Have you heard the news about Goldman Sachs’s struggle to figure out how it can a) make it rain ridiculously huge bonuses on employees’ faces this year while b) not giving certain pissant journalists at publications like, I don’t know, Rolling Stone, opportunity to smirk knowingly while implying that though it’s difficult to prove definitively the money came from the proceeds of organ trafficking, that certainly seems to be the case? Citi analysts have. They (for some reason) detailed the PR problem in a note to investors yesterday, writing that the firm will pay its people more this year than ever due to “phenomenal results.” But please, do not get the impression that just because bonuses will be dispensed in a DuckTails-esque scene on the trading floor that Goldman is somehow tone deaf to the shit that’s gone down over the last year. This could not be further from the truth, says Citi. Citi knows this because its analysts had a sit-down with senior management at the bank to discuss the matter, and were assured Goldman gets it.
Goldman Sachs management has to “walk a fine line” between paying enough money to employees to discourage them from leaving and paying so much that it elicits “excessive ire” from the government and public, the note said.

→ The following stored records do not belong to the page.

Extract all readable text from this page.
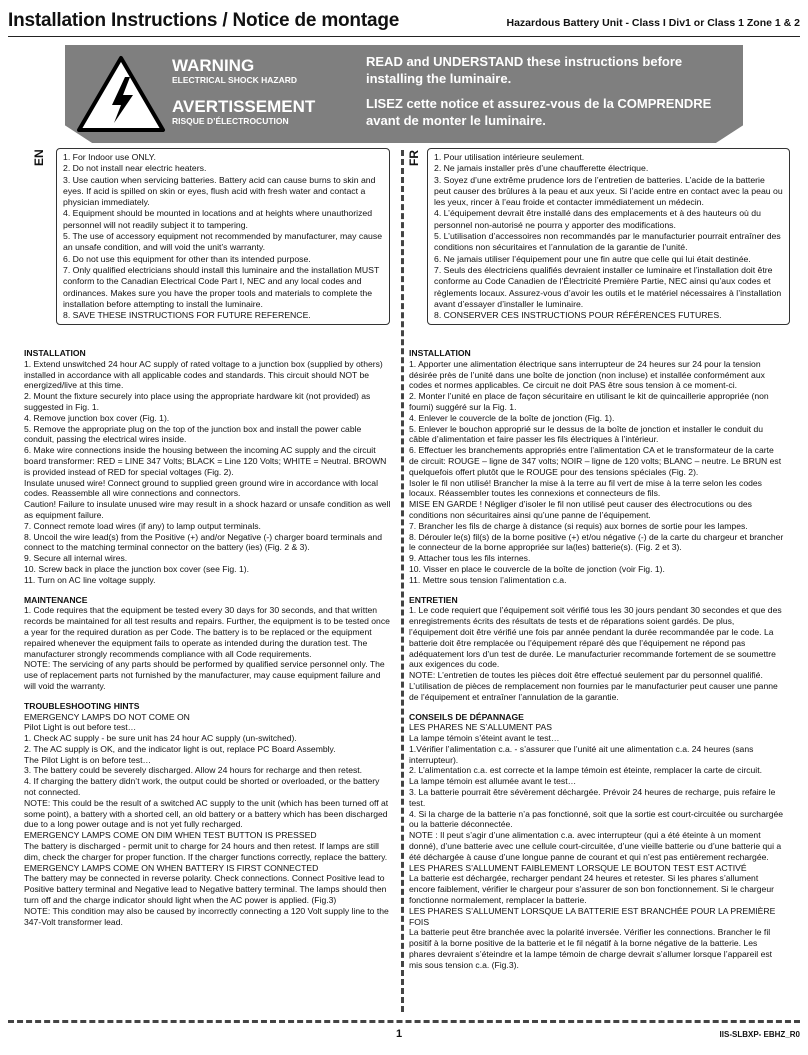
Installation Instructions / Notice de montage	Hazardous Battery Unit - Class I Div1 or Class 1 Zone 1 & 2
WARNING
ELECTRICAL SHOCK HAZARD
AVERTISSEMENT
RISQUE D’ÉLECTROCUTION
READ and UNDERSTAND these instructions before installing the luminaire.
LISEZ cette notice et assurez-vous de la COMPRENDRE avant de monter le luminaire.
EN	FR

1. For Indoor use ONLY.

2. Do not install near electric heaters.

3. Use caution when servicing batteries. Battery acid can cause burns to skin and eyes. If acid is spilled on skin or eyes, flush acid with fresh water and contact a physician immediately.

4. Equipment should be mounted in locations and at heights where unauthorized personnel will not readily subject it to tampering.

5. The use of accessory equipment not recommended by manufacturer, may cause an unsafe condition, and will void the unit’s warranty.

6. Do not use this equipment for other than its intended purpose.

7. Only qualified electricians should install this luminaire and the installation MUST conform to the Canadian Electrical Code Part I, NEC and any local codes and ordinances. Makes sure you have the proper tools and materials to complete the installation before attempting to install the luminaire.

8. SAVE THESE INSTRUCTIONS FOR FUTURE REFERENCE.

1. Pour utilisation intérieure seulement.

2. Ne jamais installer près d’une chaufferette électrique.

3. Soyez d’une extrême prudence lors de l’entretien de batteries. L’acide de la batterie peut causer des brûlures à la peau et aux yeux. Si l’acide entre en contact avec la peau ou les yeux, rincer à l’eau froide et contacter immédiatement un médecin.

4. L’équipement devrait être installé dans des emplacements et à des hauteurs où du personnel non-autorisé ne pourra y apporter des modifications.

5. L’utilisation d’accessoires non recommandés par le manufacturier pourrait entraîner des conditions non sécuritaires et l’annulation de la garantie de l’unité.

6. Ne jamais utiliser l’équipement pour une fin autre que celle qui lui était destinée.

7. Seuls des électriciens qualifiés devraient installer ce luminaire et l’installation doit être conforme au Code Canadien de l’Électricité Première Partie, NEC ainsi qu’aux codes et règlements locaux. Assurez-vous d’avoir les outils et le matériel nécessaires à l’installation avant d’essayer d’installer le luminaire.

8. CONSERVER CES INSTRUCTIONS POUR RÉFÉRENCES FUTURES.

INSTALLATION

1. Extend unswitched 24 hour AC supply of rated voltage to a junction box (supplied by others) installed in accordance with all applicable codes and standards. This circuit should NOT be energized/live at this time.

2. Mount the fixture securely into place using the appropriate hardware kit (not provided) as suggested in Fig. 1.

4. Remove junction box cover (Fig. 1).

5. Remove the appropriate plug on the top of the junction box and install the power cable conduit, passing the electrical wires inside.

6. Make wire connections inside the housing between the incoming AC supply and the circuit board transformer: RED = LINE 347 Volts; BLACK = Line 120 Volts; WHITE = Neutral. BROWN is provided instead of RED for special voltages (Fig. 2).

Insulate unused wire! Connect ground to supplied green ground wire in accordance with local codes. Reassemble all wire connections and connectors.

Caution! Failure to insulate unused wire may result in a shock hazard or unsafe condition as well as equipment failure.

7. Connect remote load wires (if any) to lamp output terminals.

8. Uncoil the wire lead(s) from the Positive (+) and/or Negative (-) charger board terminals and connect to the matching terminal connector on the battery (ies) (Fig. 2 & 3).

9. Secure all internal wires.

10. Screw back in place the junction box cover (see Fig. 1).

11. Turn on AC line voltage supply.

MAINTENANCE

1. Code requires that the equipment be tested every 30 days for 30 seconds, and that written records be maintained for all test results and repairs. Further, the equipment is to be tested once a year for the required duration as per Code. The battery is to be replaced or the equipment repaired whenever the equipment fails to operate as intended during the duration test. The manufacturer strongly recommends compliance with all Code requirements.

NOTE: The servicing of any parts should be performed by qualified service personnel only. The use of replacement parts not furnished by the manufacturer, may cause equipment failure and will void the warranty.

TROUBLESHOOTING HINTS

EMERGENCY LAMPS DO NOT COME ON

Pilot Light is out before test…

1. Check AC supply - be sure unit has 24 hour AC supply (un-switched).

2. The AC supply is OK, and the indicator light is out, replace PC Board Assembly.

The Pilot Light is on before test…

3. The battery could be severely discharged. Allow 24 hours for recharge and then retest.

4. If charging the battery didn’t work, the output could be shorted or overloaded, or the battery not connected.

NOTE: This could be the result of a switched AC supply to the unit (which has been turned off at some point), a battery with a shorted cell, an old battery or a battery which has been discharged due to a long power outage and is not yet fully recharged.

EMERGENCY LAMPS COME ON DIM WHEN TEST BUTTON IS PRESSED

The battery is discharged - permit unit to charge for 24 hours and then retest. If lamps are still dim, check the charger for proper function. If the charger functions correctly, replace the battery.

EMERGENCY LAMPS COME ON WHEN BATTERY IS FIRST CONNECTED

The battery may be connected in reverse polarity. Check connections. Connect Positive lead to Positive battery terminal and Negative lead to Negative battery terminal. The lamps should then turn off and the charge indicator should light when the AC power is applied. (Fig.3)

NOTE: This condition may also be caused by incorrectly connecting a 120 Volt supply line to the 347-Volt transformer lead.

INSTALLATION

1. Apporter une alimentation électrique sans interrupteur de 24 heures sur 24 pour la tension désirée près de l’unité dans une boîte de jonction (non incluse) et installée conformément aux codes et normes applicables. Ce circuit ne doit PAS être sous tension à ce moment-ci.

2. Monter l’unité en place de façon sécuritaire en utilisant le kit de quincaillerie appropriée (non fourni) suggéré sur la Fig. 1.

4. Enlever le couvercle de la boîte de jonction (Fig. 1).

5. Enlever le bouchon approprié sur le dessus de la boîte de jonction et installer le conduit du câble d’alimentation et faire passer les fils électriques à l’intérieur.

6. Effectuer les branchements appropriés entre l’alimentation CA et le transformateur de la carte de circuit: ROUGE – ligne de 347 volts; NOIR – ligne de 120 volts; BLANC – neutre. Le BRUN est quelquefois offert plutôt que le ROUGE pour des tensions spéciales (Fig. 2).

Isoler le fil non utilisé! Brancher la mise à la terre au fil vert de mise à la terre selon les codes locaux. Réassembler toutes les connexions et connecteurs de fils.

MISE EN GARDE ! Négliger d’isoler le fil non utilisé peut causer des électrocutions ou des conditions non sécuritaires ainsi qu’une panne de l’équipement.

7. Brancher les fils de charge à distance (si requis) aux bornes de sortie pour les lampes.

8. Dérouler le(s) fil(s) de la borne positive (+) et/ou négative (-) de la carte du chargeur et brancher le connecteur de la borne appropriée sur la(les) batterie(s). (Fig. 2 et 3).

9. Attacher tous les fils internes.

10. Visser en place le couvercle de la boîte de jonction (voir Fig. 1).

11. Mettre sous tension l’alimentation c.a.

ENTRETIEN

1. Le code requiert que l’équipement soit vérifié tous les 30 jours pendant 30 secondes et que des enregistrements écrits des résultats de tests et de réparations soient gardés. De plus, l’équipement doit être vérifié une fois par année pendant la durée recommandée par le code. La batterie doit être remplacée ou l’équipement réparé dès que l’équipement ne répond pas adéquatement lors d’un test de durée. Le manufacturier recommande fortement de se soumettre aux exigences du code.

NOTE: L’entretien de toutes les pièces doit être effectué seulement par du personnel qualifié. L’utilisation de pièces de remplacement non fournies par le manufacturier peut causer une panne de l’équipement et entraîner l’annulation de la garantie.

CONSEILS DE DÉPANNAGE

LES PHARES NE S’ALLUMENT PAS

La lampe témoin s’éteint avant le test…

1.Vérifier l’alimentation c.a. - s’assurer que l’unité ait une alimentation c.a. 24 heures (sans interrupteur).

2. L’alimentation c.a. est correcte et la lampe témoin est éteinte, remplacer la carte de circuit.

La lampe témoin est allumée avant le test…

3. La batterie pourrait être sévèrement déchargée. Prévoir 24 heures de recharge, puis refaire le test.

4. Si la charge de la batterie n’a pas fonctionné, soit que la sortie est court-circuitée ou surchargée ou la batterie déconnectée.

NOTE : Il peut s’agir d’une alimentation c.a. avec interrupteur (qui a été éteinte à un moment donné), d’une batterie avec une cellule court-circuitée, d’une vieille batterie ou d’une batterie qui a été déchargée à cause d’une longue panne de courant et qui n’est pas entièrement rechargée.

LES PHARES S’ALLUMENT FAIBLEMENT LORSQUE LE BOUTON TEST EST ACTIVÉ

La batterie est déchargée, recharger pendant 24 heures et retester. Si les phares s’allument encore faiblement, vérifier le chargeur pour s’assurer de son bon fonctionnement. Si le chargeur fonctionne normalement, remplacer la batterie.

LES PHARES S’ALLUMENT LORSQUE LA BATTERIE EST BRANCHÉE POUR LA PREMIÈRE FOIS

La batterie peut être branchée avec la polarité inversée. Vérifier les connections. Brancher le fil positif à la borne positive de la batterie et le fil négatif à la borne négative de la batterie. Les phares devraient s’éteindre et la lampe témoin de charge devrait s’allumer lorsque l’appareil est mis sous tension c.a. (Fig.3).

1	IIS-SLBXP- EBHZ_R0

“According to management, Goldman’s main compensation principles have not changed and are widely in-line with the spirit of regulatory proposals,” the analysts wrote after meetings with Goldman Sachs Chief Financial Officer David Viniar, President Gary Cohn and other executives.
Not really clear as to what the motivation was for opining on the situation (and feeling the need to get out Goldman’s side of the story) but presumably the thinking was that was that it’d give the Big C an opening to suggest that if things get really bad, GS ought just give them the money to hold on to until things blow over, which would be a win-win for all.
He looks so regal.
Doing an Uncle Scrooge would be so awesome, swan dive in that sh*t, Lloyd!
I make it rain on dem hoes
-Lloyd B
Scrooge McDuck is a friend of mine.
-CG
hey, we don’t have any of our on bonuses to write about, we might as well opine on those of others! next up: BAC.
-c analysts
Life is like a hurricane here in Duckburg
IO Strips, inverse floaters, auction rate securities – it’s a duck blur
You might solve a mystery or rewrite history
Duck Tales, Oo-oo
Tales of derring-do, bad and good luck tales, oo-oo
If you don’t get the millions I deserve, I’m going to Lehman or Ospraie.
@5 – Look at it like this. Your writing is dependent on those bonuses, which essentially makes your writing a bonus derivative. What this means for you is you can then take your writing and pay me to help you securitize it and unlock its value. Then you’ll be getting a bonus and I’ll get my fee. Sheesh, why didn’t we think of this sooner.
-Mark Klein, MD, AIG Structured Products
Where the bitches at?
@Naked
!http://www.youtube.com/watch?v=y3KRQSpORW0&feature=fvw
@10 Thank you that made my day Oo-oo!
I prefer the Daffy Duck scene from the Bugs Bunny “Genie in a Bottle” episode.
“Consequences, Schmonsequences, as long as I’m rich.”
http://www.youtube.com/watch?v=rcCXnXDiKoQ
Har har!! Best graphic ever.
Bess, thanks for the great laugh on a Friday. Being the first to use Scrooge McDuck in a GS piece deserves special recognition. Perhaps bestowing upon you the nickname Bess “Daisy Duck” Levin?
@13 chill
@13, actually that graphic is a pretty accurate depiction of bonus time at Goldman.